Кончики пальцев покалывало. Повернув ручку двери, второй пилот вдруг заметил, что оставил на ней кровавое пятно. Он удивленно посмотрел на ладонь. Кожа местами содралась, и теперь из оттаявших ран начинала сочиться кровь. Боли он пока не испытывал, только легкое жжение, будто он запустил руку в крапиву и теперь на ней должны набухнуть волдыри. Он не нашел ничего лучше, как достать из внутреннего кармана куртки носовой платок и обмотать его вокруг кисти. Предварительно он стер кровь с дверной ручки. Вторая рука была не повреждена. Лишь в запястье что‑то ныло, как это бывает у стариков при перемене погоды или магнитных бурях.

– В него попал «Фоккер». Ничего не поделаешь. – Второй пилот не стал нагибаться к Левашову, поэтому приходилось напрягать связки, чтобы перекричать вой ветра. Ему это удавалось.

– Понятно.

Левашов мягко дернул на себя один из рычажков на приборной панели. Стрелки приборов, до этого мгновения дрожавшие возле одних и тех же отметок, стали отклоняться вправо. Аэроплан перекосило. Нос у него задрался высоко вверх, словно «Илья Муромец» налетел на волну и теперь поднимается на ее гребень.

Второй пилот прижался спиной к стене. Ни одна из стрелок к тому времени, как аэроплан вновь выправился, так и не дотянулась к той отметке, которую она занимала до повреждения двигателя.

«Илья Муромец» опять летел выше облаков, но теперь они проносились под самым его днищем, а некоторые переливались через крылья. Левашов смог бы поднять аэроплан немного выше, но в этом случае на оставшиеся двигатели пришлась бы слишком большая нагрузка.

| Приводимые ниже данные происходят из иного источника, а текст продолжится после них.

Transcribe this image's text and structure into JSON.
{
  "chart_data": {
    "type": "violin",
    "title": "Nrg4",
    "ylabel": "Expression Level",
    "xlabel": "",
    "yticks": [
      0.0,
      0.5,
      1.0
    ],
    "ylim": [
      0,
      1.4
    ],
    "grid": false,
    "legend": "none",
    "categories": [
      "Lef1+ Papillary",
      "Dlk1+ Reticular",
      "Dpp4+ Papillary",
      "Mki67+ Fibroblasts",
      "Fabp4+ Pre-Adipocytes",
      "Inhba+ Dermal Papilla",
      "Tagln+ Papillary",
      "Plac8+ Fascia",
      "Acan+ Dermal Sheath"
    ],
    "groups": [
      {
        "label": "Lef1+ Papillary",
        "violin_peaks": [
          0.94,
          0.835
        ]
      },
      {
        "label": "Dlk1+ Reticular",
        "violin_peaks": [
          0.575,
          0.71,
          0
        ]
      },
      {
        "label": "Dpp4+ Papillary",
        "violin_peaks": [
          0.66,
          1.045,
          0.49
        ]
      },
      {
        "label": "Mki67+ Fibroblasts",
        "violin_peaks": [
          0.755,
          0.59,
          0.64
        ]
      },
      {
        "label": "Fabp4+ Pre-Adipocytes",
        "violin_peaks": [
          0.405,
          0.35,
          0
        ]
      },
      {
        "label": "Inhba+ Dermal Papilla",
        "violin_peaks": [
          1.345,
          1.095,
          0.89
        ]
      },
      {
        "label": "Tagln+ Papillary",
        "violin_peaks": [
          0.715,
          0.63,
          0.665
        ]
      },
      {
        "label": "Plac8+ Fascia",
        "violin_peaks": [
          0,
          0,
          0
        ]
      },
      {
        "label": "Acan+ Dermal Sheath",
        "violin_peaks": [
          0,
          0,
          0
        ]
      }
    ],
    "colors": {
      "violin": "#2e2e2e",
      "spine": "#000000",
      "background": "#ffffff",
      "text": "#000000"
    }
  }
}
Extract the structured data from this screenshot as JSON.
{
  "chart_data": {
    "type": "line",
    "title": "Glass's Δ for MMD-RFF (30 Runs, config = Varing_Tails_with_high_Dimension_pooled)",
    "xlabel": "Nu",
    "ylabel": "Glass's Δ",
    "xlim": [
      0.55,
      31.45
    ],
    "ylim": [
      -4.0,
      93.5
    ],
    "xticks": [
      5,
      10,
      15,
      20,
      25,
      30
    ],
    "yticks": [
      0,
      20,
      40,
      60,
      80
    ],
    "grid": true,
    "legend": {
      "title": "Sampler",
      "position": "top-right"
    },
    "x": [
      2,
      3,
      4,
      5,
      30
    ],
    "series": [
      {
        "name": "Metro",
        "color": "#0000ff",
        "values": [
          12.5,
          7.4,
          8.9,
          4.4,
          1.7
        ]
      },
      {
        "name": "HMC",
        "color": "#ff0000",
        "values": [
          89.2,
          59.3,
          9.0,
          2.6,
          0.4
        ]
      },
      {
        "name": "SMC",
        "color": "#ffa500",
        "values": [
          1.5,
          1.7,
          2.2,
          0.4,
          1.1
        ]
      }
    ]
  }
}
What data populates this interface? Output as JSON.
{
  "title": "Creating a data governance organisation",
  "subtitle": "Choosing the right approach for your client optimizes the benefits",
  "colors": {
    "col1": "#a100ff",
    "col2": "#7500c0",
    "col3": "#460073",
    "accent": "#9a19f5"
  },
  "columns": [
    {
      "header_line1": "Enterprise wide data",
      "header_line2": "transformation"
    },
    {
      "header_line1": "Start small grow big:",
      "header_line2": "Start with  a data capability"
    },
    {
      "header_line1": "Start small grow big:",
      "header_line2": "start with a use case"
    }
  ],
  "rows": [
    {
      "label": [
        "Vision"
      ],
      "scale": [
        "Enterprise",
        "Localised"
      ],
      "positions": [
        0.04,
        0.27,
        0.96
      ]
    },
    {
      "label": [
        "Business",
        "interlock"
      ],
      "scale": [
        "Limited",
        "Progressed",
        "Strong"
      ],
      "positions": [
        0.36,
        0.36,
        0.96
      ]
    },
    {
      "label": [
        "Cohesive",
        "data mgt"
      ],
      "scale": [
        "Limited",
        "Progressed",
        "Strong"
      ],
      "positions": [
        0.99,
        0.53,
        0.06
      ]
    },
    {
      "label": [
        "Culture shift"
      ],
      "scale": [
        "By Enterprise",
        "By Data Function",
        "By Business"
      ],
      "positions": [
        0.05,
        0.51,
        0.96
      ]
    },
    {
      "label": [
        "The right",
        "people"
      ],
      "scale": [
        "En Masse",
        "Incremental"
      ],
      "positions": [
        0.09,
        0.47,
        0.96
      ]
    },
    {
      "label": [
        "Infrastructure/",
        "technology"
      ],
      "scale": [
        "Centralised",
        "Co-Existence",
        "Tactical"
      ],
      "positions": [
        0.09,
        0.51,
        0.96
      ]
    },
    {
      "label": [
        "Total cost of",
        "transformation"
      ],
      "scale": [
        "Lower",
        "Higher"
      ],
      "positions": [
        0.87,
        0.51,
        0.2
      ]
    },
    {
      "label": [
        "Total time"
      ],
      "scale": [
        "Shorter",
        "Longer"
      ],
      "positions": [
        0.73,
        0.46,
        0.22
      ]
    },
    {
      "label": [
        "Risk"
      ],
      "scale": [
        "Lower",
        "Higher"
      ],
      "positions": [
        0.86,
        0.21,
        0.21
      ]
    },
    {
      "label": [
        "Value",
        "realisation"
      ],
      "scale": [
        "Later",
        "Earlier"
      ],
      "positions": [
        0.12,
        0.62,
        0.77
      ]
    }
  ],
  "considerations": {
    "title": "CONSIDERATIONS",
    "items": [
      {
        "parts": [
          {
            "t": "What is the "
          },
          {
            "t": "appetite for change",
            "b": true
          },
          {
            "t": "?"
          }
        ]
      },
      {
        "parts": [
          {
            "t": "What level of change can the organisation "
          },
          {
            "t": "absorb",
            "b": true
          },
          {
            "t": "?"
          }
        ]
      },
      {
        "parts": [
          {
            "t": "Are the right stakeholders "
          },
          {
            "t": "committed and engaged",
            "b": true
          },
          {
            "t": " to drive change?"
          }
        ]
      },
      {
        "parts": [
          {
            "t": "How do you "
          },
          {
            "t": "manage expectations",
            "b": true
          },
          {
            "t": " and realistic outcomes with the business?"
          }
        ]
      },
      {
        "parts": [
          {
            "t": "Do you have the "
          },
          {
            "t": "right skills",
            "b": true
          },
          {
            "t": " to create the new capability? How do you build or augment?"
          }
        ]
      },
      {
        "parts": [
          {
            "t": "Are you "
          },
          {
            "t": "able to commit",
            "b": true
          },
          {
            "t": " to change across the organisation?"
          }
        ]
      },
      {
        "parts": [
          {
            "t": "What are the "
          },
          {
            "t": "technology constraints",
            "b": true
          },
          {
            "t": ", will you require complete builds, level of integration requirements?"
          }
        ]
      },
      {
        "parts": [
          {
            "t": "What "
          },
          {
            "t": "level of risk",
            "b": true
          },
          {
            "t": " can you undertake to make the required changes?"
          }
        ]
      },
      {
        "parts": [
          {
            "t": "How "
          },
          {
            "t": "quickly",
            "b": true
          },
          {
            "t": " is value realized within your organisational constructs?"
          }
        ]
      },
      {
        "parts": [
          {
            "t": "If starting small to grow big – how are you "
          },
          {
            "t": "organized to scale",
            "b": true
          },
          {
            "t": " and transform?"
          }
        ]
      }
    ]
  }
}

– Иди отдохни. Ты понадобишься мне только при посадке, – сказал Левашов.

– Хорошо, – кивнул второй пилот и вышел из пилотской кабины.

Только сейчас на него навалилась усталость, словно он стал весить раза в два больше, чем на самом деле. Ему хотелось сесть на лавку и отдохнуть. Хотя бы десять минут покоя.

А Левашов сжимал в руках штурвал и думал о том, что война скоро закончится. Для аэропланов в воздухе опасность будут представлять только птицы, которые могут попасть в двигатель и испортить его. Чтобы заманить пассажиров на небеса, конструкторам придется поработать над усовершенствованием интерьера салонов, предусмотреть мягкие кресла, которые можно быстро переоборудовать в кровати, позаботиться о кухне, о ванне и еще кое о чем, ведь люди, если они не относились к числу мазохистов, не захотят подвергать себя пыткам, да еще выложив при этом кругленькую сумму. Левашову очень хотелось стать командиром такого аэроплана: огромного, роскошного, как океанский лайнер, которому не будут грозить ни отмели, ни коралловые рифы, ни айсберги, а на ту высоту, где он станет летать… птицам не хватит сил забраться…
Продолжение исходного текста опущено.